Grade also laments the shrinking pots of money for traditional British broadcasters. He has previously argued that the BBC licence fee, which is now £169.50 a year, is “too high”, and in an interview with the Financial Times last year he described it as a “regressive tax” that meant he would pay no more than a “single mum with three kids in a rented room”.

He also said programmes had become very expensive to make.

“The big question mark is whether the money is going to be around to keep investing in the programmes which are only made for the British audience and probably don’t have international appeal,” he said. “They remain an important part of what we expect on television these days.”

He cited Mr Bates vs the Post Office, the recent ITV dramatisation of the Horizon IT scandal as an example.

“These programmes, however, are very expensive to make these days. Costs are going up all the time … The Crown allegedly cost Netflix $10m for each hour’s episode.
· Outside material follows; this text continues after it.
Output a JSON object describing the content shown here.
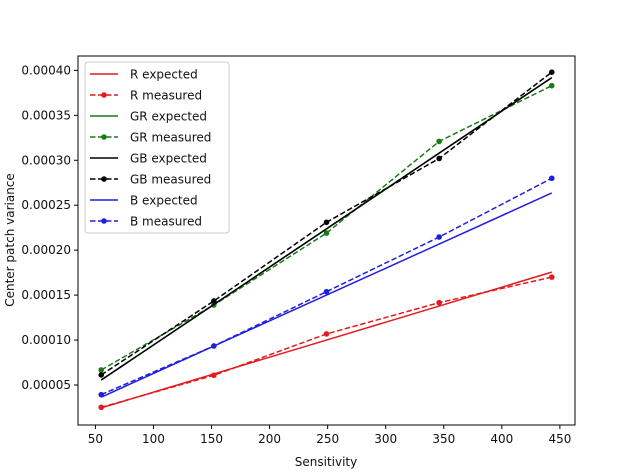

But $10m ought to produce 13 hours of drama for us.”

While chief executive of Channel 4, Grade was described as “pornographer-in-chief” by Daily Mail columnist Paul Johnson. “That will be in my obituaries,” he said. “I don’t care, though I never transmitted anything remotely pornographic.” He did, however, accept that Channel 4 was “the naughty channel – you know, you expected naughty things on it. However, it didn’t hurt the brand. It helped it.”

In 1986, when he was BBC One controller, he faced a row over a sex scene in The Singing Detective, starring Michael Gambon as Philip Marlow

“I spent a whole afternoon looking at the episode, discussing it and, in the end, saying: ‘It is perfectly fine as it is essential to the plot.’ But then all hell broke loose with Mary Whitehouse, the clean-up-TV campaigner, going ballistic. Yet I’ve never transmitted anything on television I could not publicly defend.”